28 Mart 2015 Cumartesi

Osmanlılar Fethettikleri Yerlerin Dilini ve Dinini Neden Değiştirmedi?

Bir toplumun dilini zorla değiştirip onlara başka bir lisanı dayatmak zulümdür. Osmanlı Devleti böyle bir şeye teşebbüs etmemiştir. Fakat ne olmuştur. Farklı ırklara mensup insanlar herhangi bir zorlama olmadan, zamanla Türkçeyi öğrenmişlerdi, kendi dillerini de muhafaza etmişlerdir. Türk unsurunun yaşadığı yerlerde, Arap coğrafyasından Macaristan'a kadar birçok bölgede Türk dilinin etkisini görmek mümkündür. Bugün Mısır'a gittiğinizde halkın lisanında yüzlerce Türkçe kelimenin yaşadığını görebilirsiniz.
Din tarafına gelince, Osmanlı Devleti yaptığı seferleri "İ'la-yı kelimetullah", yani Allah'ın dinini yaymak için yapmıştır ve İslam dinini de çok güzel bir şekilde yaymıştır. Fakat dinde zorlama yoktur. Osmanlılar kimseyi, hiçbir kavmi, topluluğu zorla Müslüman yapmamışlardır. Osmanlı adaleti, Müslümanların temiz ahlak ve davranışları gayrimüslimlerin de zamanla İslam'la şereflenmesine vesile olmuştur. Bugün Arnavutluk'ta, Bosna'da, Kosova'da vs. birçok yerdeki Müslümanlar bunun delilidir. Osmanlı tarih kaynakları ve Osmanlı Arşivi'ndeki vesikalar bize, yüz binlerce gayrimüslimin İslam'la şereflendiğini göstermektedir. Bu sadece Balkanlar için sınırlı değil, bilhassa Afrika ve Ortadoğu'da 400 yıl kalan Osmanlı Devleti değil de başka bir devlet olsaydı belki Müslüman ülkelerin sayısı parmakla gösterilecek kadar az olurdu.

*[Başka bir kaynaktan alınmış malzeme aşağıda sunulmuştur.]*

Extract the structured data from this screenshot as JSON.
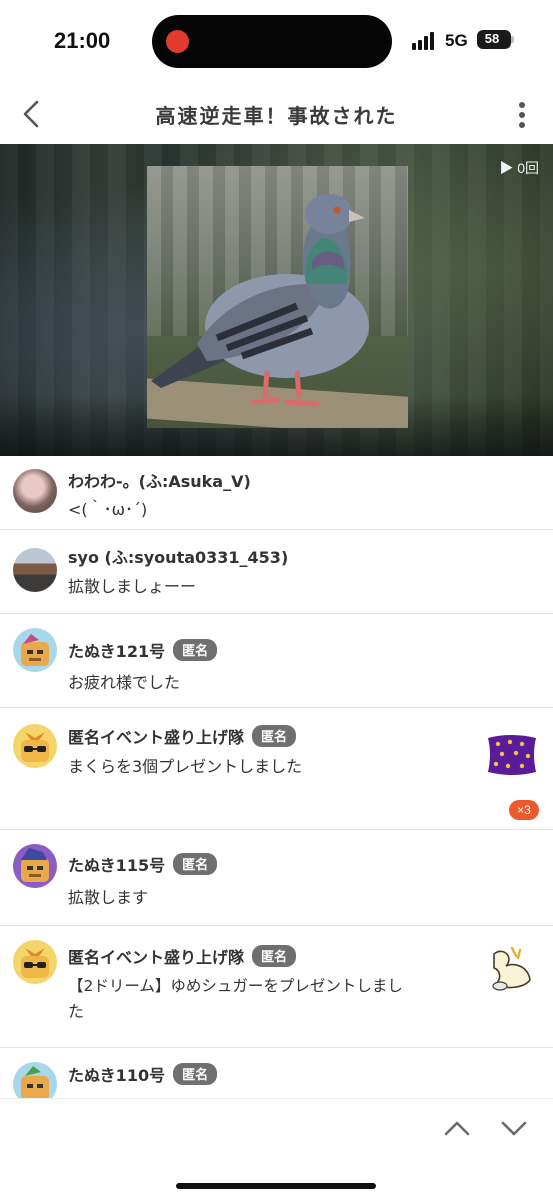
{
  "status": {
    "time": "21:00",
    "network": "5G",
    "battery": "58",
    "battery_level": 0.58
  },
  "header": {
    "title": "高速逆走車！事故された",
    "back_icon": "chevron-left-icon",
    "menu_icon": "vertical-dots-icon"
  },
  "video": {
    "view_count": "▶ 0回"
  },
  "comments": [
    {
      "user": "わわわ-。(ふ:Asuka_V)",
      "badge": "",
      "text": "<(｀･ω･´)"
    },
    {
      "user": "syo (ふ:syouta0331_453)",
      "badge": "",
      "text": "拡散しましょーー"
    },
    {
      "user": "たぬき121号",
      "badge": "匿名",
      "text": "お疲れ様でした"
    },
    {
      "user": "匿名イベント盛り上げ隊",
      "badge": "匿名",
      "text": "まくらを3個プレゼントしました",
      "gift": "pillow-gift-icon",
      "gift_count": "×3"
    },
    {
      "user": "たぬき115号",
      "badge": "匿名",
      "text": "拡散します"
    },
    {
      "user": "匿名イベント盛り上げ隊",
      "badge": "匿名",
      "text_line1": "【2ドリーム】ゆめシュガーをプレゼントしまし",
      "text_line2": "た",
      "gift": "dream-sugar-gift-icon"
    },
    {
      "user": "たぬき110号",
      "badge": "匿名"
    }
  ],
  "colors": {
    "accent": "#ea5a2a",
    "badge": "#6f6f6f",
    "divider": "#e6e6e6"
  }
}
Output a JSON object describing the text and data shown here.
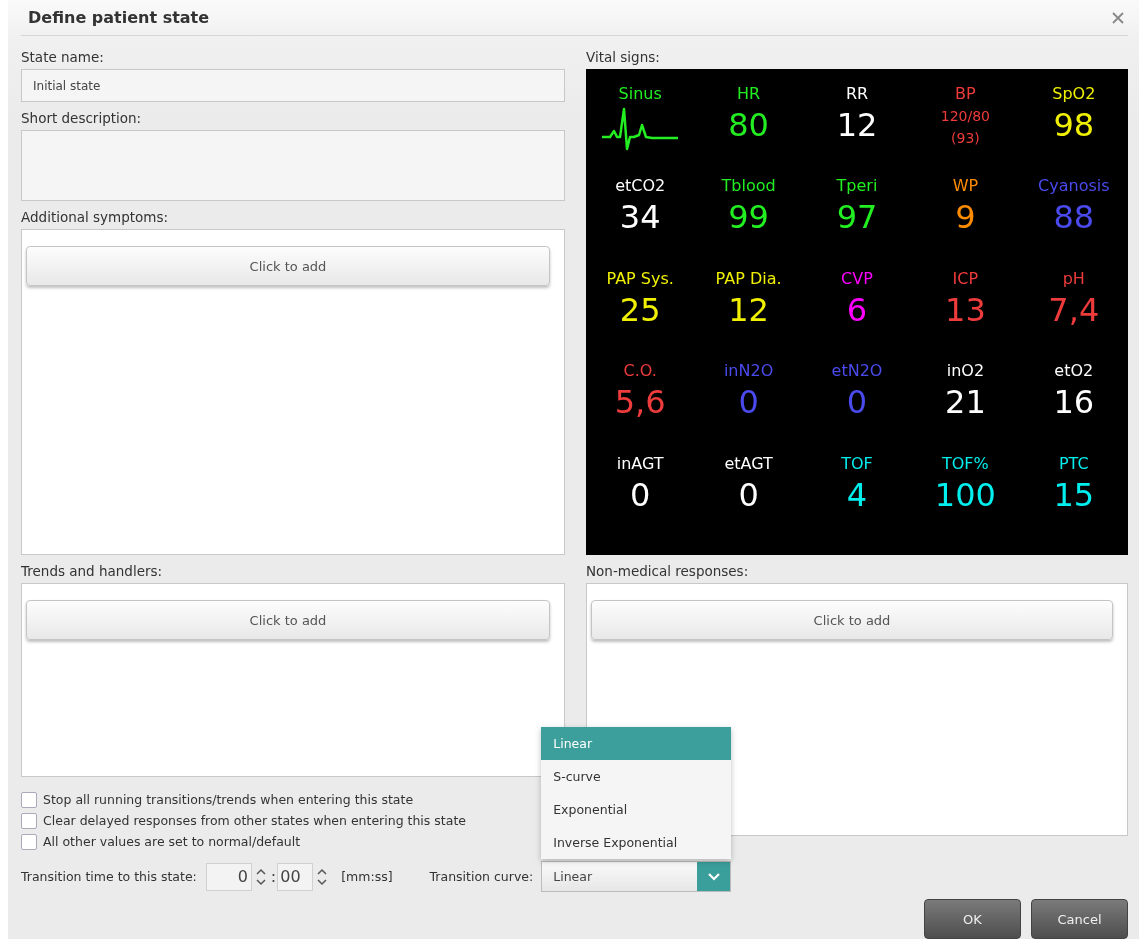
{
  "window": {
    "title": "Define patient state"
  },
  "state_name": {
    "label": "State name:",
    "value": "Initial state"
  },
  "short_description": {
    "label": "Short description:"
  },
  "additional_symptoms": {
    "label": "Additional symptoms:",
    "button": "Click to add"
  },
  "trends_and_handlers": {
    "label": "Trends and handlers:",
    "button": "Click to add"
  },
  "vital_signs": {
    "label": "Vital signs:",
    "items": [
      {
        "kind": "waveform",
        "label": "Sinus",
        "color": "#22ee22"
      },
      {
        "kind": "number",
        "label": "HR",
        "value": "80",
        "color": "#22ee22"
      },
      {
        "kind": "number",
        "label": "RR",
        "value": "12",
        "color": "#ffffff"
      },
      {
        "kind": "pressure",
        "label": "BP",
        "value": "120/80",
        "mean": "(93)",
        "color": "#ee3b3b"
      },
      {
        "kind": "number",
        "label": "SpO2",
        "value": "98",
        "color": "#f0f000"
      },
      {
        "kind": "number",
        "label": "etCO2",
        "value": "34",
        "color": "#ffffff"
      },
      {
        "kind": "number",
        "label": "Tblood",
        "value": "99",
        "color": "#22ee22"
      },
      {
        "kind": "number",
        "label": "Tperi",
        "value": "97",
        "color": "#22ee22"
      },
      {
        "kind": "number",
        "label": "WP",
        "value": "9",
        "color": "#ff8c00"
      },
      {
        "kind": "number",
        "label": "Cyanosis",
        "value": "88",
        "color": "#4a4aee"
      },
      {
        "kind": "number",
        "label": "PAP Sys.",
        "value": "25",
        "color": "#f0f000"
      },
      {
        "kind": "number",
        "label": "PAP Dia.",
        "value": "12",
        "color": "#f0f000"
      },
      {
        "kind": "number",
        "label": "CVP",
        "value": "6",
        "color": "#ff00ff"
      },
      {
        "kind": "number",
        "label": "ICP",
        "value": "13",
        "color": "#ee3b3b"
      },
      {
        "kind": "number",
        "label": "pH",
        "value": "7,4",
        "color": "#ee3b3b"
      },
      {
        "kind": "number",
        "label": "C.O.",
        "value": "5,6",
        "color": "#ee3b3b"
      },
      {
        "kind": "number",
        "label": "inN2O",
        "value": "0",
        "color": "#4a4aee"
      },
      {
        "kind": "number",
        "label": "etN2O",
        "value": "0",
        "color": "#4a4aee"
      },
      {
        "kind": "number",
        "label": "inO2",
        "value": "21",
        "color": "#ffffff"
      },
      {
        "kind": "number",
        "label": "etO2",
        "value": "16",
        "color": "#ffffff"
      },
      {
        "kind": "number",
        "label": "inAGT",
        "value": "0",
        "color": "#ffffff"
      },
      {
        "kind": "number",
        "label": "etAGT",
        "value": "0",
        "color": "#ffffff"
      },
      {
        "kind": "number",
        "label": "TOF",
        "value": "4",
        "color": "#00eeee"
      },
      {
        "kind": "number",
        "label": "TOF%",
        "value": "100",
        "color": "#00eeee"
      },
      {
        "kind": "number",
        "label": "PTC",
        "value": "15",
        "color": "#00eeee"
      }
    ]
  },
  "non_medical_responses": {
    "label": "Non-medical responses:",
    "button": "Click to add"
  },
  "options": [
    {
      "label": "Stop all running transitions/trends when entering this state",
      "checked": false
    },
    {
      "label": "Clear delayed responses from other states when entering this state",
      "checked": false
    },
    {
      "label": "All other values are set to normal/default",
      "checked": false
    }
  ],
  "transition_time": {
    "label": "Transition time to this state:",
    "minutes": "0",
    "separator": ":",
    "seconds": "00",
    "unit": "[mm:ss]"
  },
  "transition_curve": {
    "label": "Transition curve:",
    "value": "Linear",
    "expanded": true,
    "options": [
      {
        "label": "Linear",
        "selected": true
      },
      {
        "label": "S-curve",
        "selected": false
      },
      {
        "label": "Exponential",
        "selected": false
      },
      {
        "label": "Inverse Exponential",
        "selected": false
      }
    ]
  },
  "buttons": [
    "OK",
    "Cancel"
  ]
}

Eserlere gelince sadece Balkanlar'ı incelerseniz Osmanlı'nın binlerce eserini görürsünüz. Üç kıtada hükmettiği toprakların Osmanlılar, medeniyet eserleriyle adeta süslemişlerdir. Sömürmediği içindir ki, yüzyıllarca insanlar buralarda huzur içinde yaşamışlardır.
Bugün bazı dillerin yaygın olmasının sebebi, bu dilin yayıcısı devletlerin insanlığa hizmet ve medeniyet götürme gayesiyle olmayıp, tamamen sömürme ve zenginlikleri kendileri için kullanabilme gayesiyle olmayıp, tamamen sömürme ve zenginlikleri kendileri için kullanabilme gayesi içindir.
Bu devletler, gittikleri yerlerde sömürgeci bir zihniyet ile hareket etmişler, üstüne çöreklendikleri toprakların sadece tabii zenginliklerini sonuna kadar sömürmekle kalmamışlar, bu topraklar üzerinde yaşayan yerli halkın dilini ve dinini de bu devletlerin hareket ve düşünce tarzı tamamen biribirinden farklıdır, kabil-i kıyas değildir.
Şunu da unutmamak lazımdır ki Osmanlı Devleti adaletle ve hakkaniyetle dört asır dünya hakimiyetini elinde bulundurmuştur. Bugünkü devletlerin dünya hakimiyeti ise daha 50-60 yıllıktır.